There's Got to be a Morning After
Well that happened.
The Eighth Annual Karaoke to the Death VIII went into the books about 40 hours ago, but its historical significance will reverberate for years to come. To paraphrase something I heard in some shitty movie one time, this wasn't the end. It wasn't even the beginning of the end. But it was the end of the beginning.
Early in the evening, long before the singing got underway, I gazed out over the sea of KttD fans and competitors thronging the dismal Rock It Grill. I beamed and remarked to Vrabel that this was how responsible adults must feel when they see their children foraying out into the world. Eight years after a small band of tuneless interlopers crashed a townie-infested karaoke bar to settle a bet, the KttD community had descended on the Rock It like a conquering army, girded for combat.
Before our tough-but-fair DJ "Slam" had even arrived, it was clear that this year was going to be something special. Despite the conspicuous absences of former KttD Champs Soo Doh Nim, Doc Paradox and "Lord" Bill Ramsey, the field was, by far, the deepest ever, comprising a murderers row of tone-deaf anti-melodic hacks committed to winning KttD glory, no matter what toll they exacted on the hearing and sanity of the assembled masses.
I won't spend too much time rehashing the performances. In addition to the official writeup, I'd commend readers to Cap'n Crunch's extensive, pen-and-paper generated not-quite-live blog and Jason P's stunning outsider's take on competition.
Suffice to say, what we witnessed was jaw-dropping. No fewer than four contenders could have won, and won not only KttD VIII, but any previous KttD, save for the legendary KttD III. The performances by Emma Peel, Peter, newcomer Matyas and eventual winner Aussie Bob were the sort of musical abortions that make you question whether you want to go on living. When a local townie offered her badly inebriated boyfriend a sex act in exchange for singing along with Bob, he declined, somehow sensing through a haze of Miller Lights Lites and vocational school education that there were some lows to which even he should not sink. This was beyond bad singing. It was a polytonal sort of un-singing that had the power to deeply affect listeners' moods.
It was also the new face of KttD.
For years now, the winds of change have been blowing. When Hotrod and I started KttD, we just went up there and sang whatever crappy song came to mind. In the years that followed, we improved our research methods and training regimens, but at its core, KttD remained the same. The winner was the one who chose the lousiest song and sang it the worst. Now though, it's no longer enough to be a bad singer. You have to be a NON-singer in order to have any hope of winning this competition. The new KttD thoroughbreds are miserably tone deaf and wildly uncomfortable on stage. These savants can take any song and make it a bad one, regardless of training.

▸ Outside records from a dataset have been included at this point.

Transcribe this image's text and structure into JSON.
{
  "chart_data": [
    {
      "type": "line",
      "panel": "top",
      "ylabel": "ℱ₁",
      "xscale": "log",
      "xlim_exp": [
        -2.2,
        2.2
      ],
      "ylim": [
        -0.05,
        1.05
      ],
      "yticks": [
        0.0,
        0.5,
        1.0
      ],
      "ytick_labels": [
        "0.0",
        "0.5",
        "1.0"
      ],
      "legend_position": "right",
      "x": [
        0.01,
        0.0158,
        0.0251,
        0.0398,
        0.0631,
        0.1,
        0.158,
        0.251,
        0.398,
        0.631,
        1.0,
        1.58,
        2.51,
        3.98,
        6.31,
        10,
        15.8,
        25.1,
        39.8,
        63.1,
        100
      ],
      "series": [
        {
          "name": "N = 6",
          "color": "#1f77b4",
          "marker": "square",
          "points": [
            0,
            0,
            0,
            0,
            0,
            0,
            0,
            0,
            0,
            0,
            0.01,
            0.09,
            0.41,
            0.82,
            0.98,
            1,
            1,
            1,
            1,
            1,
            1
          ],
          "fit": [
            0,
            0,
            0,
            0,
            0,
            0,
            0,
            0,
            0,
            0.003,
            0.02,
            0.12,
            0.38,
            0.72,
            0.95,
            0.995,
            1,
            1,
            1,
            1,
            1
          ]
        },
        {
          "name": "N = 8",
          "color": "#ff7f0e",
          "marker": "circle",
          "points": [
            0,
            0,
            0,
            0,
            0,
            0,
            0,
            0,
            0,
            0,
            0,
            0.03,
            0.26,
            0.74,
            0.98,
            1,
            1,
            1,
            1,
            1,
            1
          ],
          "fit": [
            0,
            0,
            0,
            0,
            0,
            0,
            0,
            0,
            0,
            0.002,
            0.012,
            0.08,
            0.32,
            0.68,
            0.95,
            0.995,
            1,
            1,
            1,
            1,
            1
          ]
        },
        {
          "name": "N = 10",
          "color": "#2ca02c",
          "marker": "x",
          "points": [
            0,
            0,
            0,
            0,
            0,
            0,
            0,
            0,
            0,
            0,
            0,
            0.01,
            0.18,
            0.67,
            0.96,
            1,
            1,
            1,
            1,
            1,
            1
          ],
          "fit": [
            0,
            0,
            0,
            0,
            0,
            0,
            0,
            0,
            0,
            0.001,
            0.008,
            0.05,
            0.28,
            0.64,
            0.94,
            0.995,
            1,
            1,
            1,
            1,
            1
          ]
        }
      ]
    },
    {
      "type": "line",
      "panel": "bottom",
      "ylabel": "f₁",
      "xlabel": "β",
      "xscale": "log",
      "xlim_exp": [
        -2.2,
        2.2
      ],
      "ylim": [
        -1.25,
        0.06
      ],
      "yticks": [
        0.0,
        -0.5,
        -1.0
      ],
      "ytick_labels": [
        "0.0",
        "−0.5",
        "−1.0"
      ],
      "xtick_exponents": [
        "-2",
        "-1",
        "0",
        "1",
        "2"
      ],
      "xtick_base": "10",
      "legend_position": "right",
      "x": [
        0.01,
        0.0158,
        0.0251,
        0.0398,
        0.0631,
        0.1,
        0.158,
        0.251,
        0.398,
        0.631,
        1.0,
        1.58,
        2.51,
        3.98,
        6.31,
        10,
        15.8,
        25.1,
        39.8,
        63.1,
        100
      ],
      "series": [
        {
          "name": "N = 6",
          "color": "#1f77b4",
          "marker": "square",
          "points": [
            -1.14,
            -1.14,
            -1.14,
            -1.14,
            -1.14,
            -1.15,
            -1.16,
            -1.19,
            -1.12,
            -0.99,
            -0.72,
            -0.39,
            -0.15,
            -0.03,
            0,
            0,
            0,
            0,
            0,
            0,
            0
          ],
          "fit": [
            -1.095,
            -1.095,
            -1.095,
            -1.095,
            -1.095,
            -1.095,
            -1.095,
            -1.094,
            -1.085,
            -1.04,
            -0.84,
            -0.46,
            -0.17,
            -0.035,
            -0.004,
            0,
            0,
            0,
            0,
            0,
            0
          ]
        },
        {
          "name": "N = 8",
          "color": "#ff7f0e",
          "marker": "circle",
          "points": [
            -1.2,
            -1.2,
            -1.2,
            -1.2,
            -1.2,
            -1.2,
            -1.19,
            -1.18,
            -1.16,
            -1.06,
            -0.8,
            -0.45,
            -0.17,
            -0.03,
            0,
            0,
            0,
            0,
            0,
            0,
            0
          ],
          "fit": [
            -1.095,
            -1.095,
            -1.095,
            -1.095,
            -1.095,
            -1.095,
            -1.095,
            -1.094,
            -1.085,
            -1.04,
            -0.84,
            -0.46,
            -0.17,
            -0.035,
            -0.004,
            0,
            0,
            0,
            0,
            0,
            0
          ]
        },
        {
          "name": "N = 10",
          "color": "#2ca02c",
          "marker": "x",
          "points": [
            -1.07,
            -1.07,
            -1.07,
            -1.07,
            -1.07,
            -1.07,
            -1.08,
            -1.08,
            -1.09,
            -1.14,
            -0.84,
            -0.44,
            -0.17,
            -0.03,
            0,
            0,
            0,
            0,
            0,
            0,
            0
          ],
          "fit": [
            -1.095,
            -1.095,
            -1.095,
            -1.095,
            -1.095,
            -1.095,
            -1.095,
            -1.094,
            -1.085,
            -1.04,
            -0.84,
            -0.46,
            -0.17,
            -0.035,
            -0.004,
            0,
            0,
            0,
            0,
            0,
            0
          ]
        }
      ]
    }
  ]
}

I thought I had a doozy on my hands this year with "He Ain't Heavy, He's My Brother." And I feel certain I sang it poorly, but I didn't come close to factoring in the final voting. Could I have done worse? Sure. In retrospect I probably should have gone with something in a higher register, where I've enjoyed most of my past success. That's an oversight I can correct in KttD IX. But what I'm beginning to wonder is whether even my theoretical "worst" performance would be bad enough to win in this modern era of KttD. I'm still as bad as I ever was, but as the stature of KttD has grown, so too has the quality of the competition. I'm starting to come to grips with the fact that maybe I just don't suck enough.